The manner in which this science is developed in the symmetrical proportions of the entire human figure, is as remarkable for its simplicity as it has been shewn to be in those of the head and countenance. Having gone into very full details, and given ample illustration in two former works[19] upon this subject, I may here confine myself to the illustration of one description of figure, and to a reiteration of some facts stated in these works. These facts are, 1st, That on a given line the human figure is developed, as to its principal points, entirely by lines drawn either from the extremities of this line, or from some obvious or determined localities. 2d, That the angles which these lines make with the given line, are all simple sub-multiples of some given fundamental angle, or bear to it a proportion expressible under the most simple relations, such as those which constitute the scale of music. 3d, That the contour is resolved into a series of ellipses of the same simple angles. And, 4th, That these ellipses, like the lines, are inclined to the first given line by angles which are simple sub-multiples of the given fundamental angle.[62] From which four facts, and agreeably to the hypothesis I have adopted, it results as a natural consequence that the only effort which the mind exercises through the eye, in order to put itself in possession of the data for forming its judgment, is this, that it compares the angles about a point, and thereby appreciates the simplicity of their relations. In selecting the prominent features of a figure, the eye is not seeking to compare their relative distances—it is occupied solely with their relative positions. In tracing the contour, in like manner, it is not left in vague uncertainty as to what is the curve which is presented to it; unconsciously it feels the complete ellipse developed before it; and if that ellipse and its position are both formed by angles of the same simple relative value as those which aided its determination of the positions of the prominent features, it is satisfied, and finds the symmetry perfect.
Müller, and other investigators into the archæology of art, refer to the great difficulty which exists in discovering the principles which the ancients followed in regard to the proportions of the human figure, from the different sexes and characters to which they require to be applied. But in the system thus founded upon the harmonic law of nature, no such difficulty is felt, for it is as applicable to the massive proportions which characterise the ancient representations of the Hercules, as to the delicate and perfectly symmetrical beauty of the Venus. This change is effected simply by an increase in the fundamental angle. For instance, in the construction of a figure of the exact proportions of the Venus, the right angle is adopted. But in the construction of a figure of the massive proportions of the Hercules, it is requisite to adopt an angle which bears to the right angle the ratio of 6:5. The adoption of this angle I have shewn in another[63] work[20] to produce in the Hercules those proportions which are so characteristic of physical power. The ellipses which govern the outline, being also formed upon the same larger class of angles, give the contour of the muscles a more massive character. In comparing the male and female forms thus geometrically constructed, it will be found that that of the female is more harmoniously symmetrical, because the right angle is the fundamental angle for the trunk and the limbs as well as for the head and countenance; while in that of the male, the right angle is the fundamental angle for the head only. It may also be observed, that, from the greater proportional width of the pelvis of the female, the centres of that motion which the heads of the thigh bones perform in the cotyloid cavities, and the centres of that still more extensive range of motion which the arm is capable of performing at the shoulder joints, are nearly in the same line which determines the central motion of the vertebral column, while those of the male are not; consequently all the motions of the female are more graceful than those of the male.

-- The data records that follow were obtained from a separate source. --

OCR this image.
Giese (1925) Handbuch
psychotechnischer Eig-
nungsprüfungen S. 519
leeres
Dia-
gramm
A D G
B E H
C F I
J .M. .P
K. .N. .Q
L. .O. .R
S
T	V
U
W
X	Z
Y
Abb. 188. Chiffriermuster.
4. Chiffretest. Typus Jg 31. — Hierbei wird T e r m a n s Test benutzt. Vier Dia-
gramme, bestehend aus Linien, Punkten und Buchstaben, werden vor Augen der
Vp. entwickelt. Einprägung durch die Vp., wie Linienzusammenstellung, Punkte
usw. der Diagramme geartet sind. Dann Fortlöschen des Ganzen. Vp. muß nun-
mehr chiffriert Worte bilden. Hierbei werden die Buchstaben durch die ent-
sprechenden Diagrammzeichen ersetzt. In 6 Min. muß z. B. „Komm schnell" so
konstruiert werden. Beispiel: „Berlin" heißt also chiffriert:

This difference between the fundamental angles, which impart to the human figure, on the one hand, the beauty of feminine proportion and contour, and on the other, the grandeur of masculine strength, being in the ratio of 5:6, allows ample latitude for those intermediate classes of proportions which the ancients imparted to their various other deities in which these two qualities were blended. I therefore confine myself to an illustration of the external contour of the form, and the relative proportions of all the parts of a female figure, such as those of the statues of the Venus of Melos and Venus of Medici.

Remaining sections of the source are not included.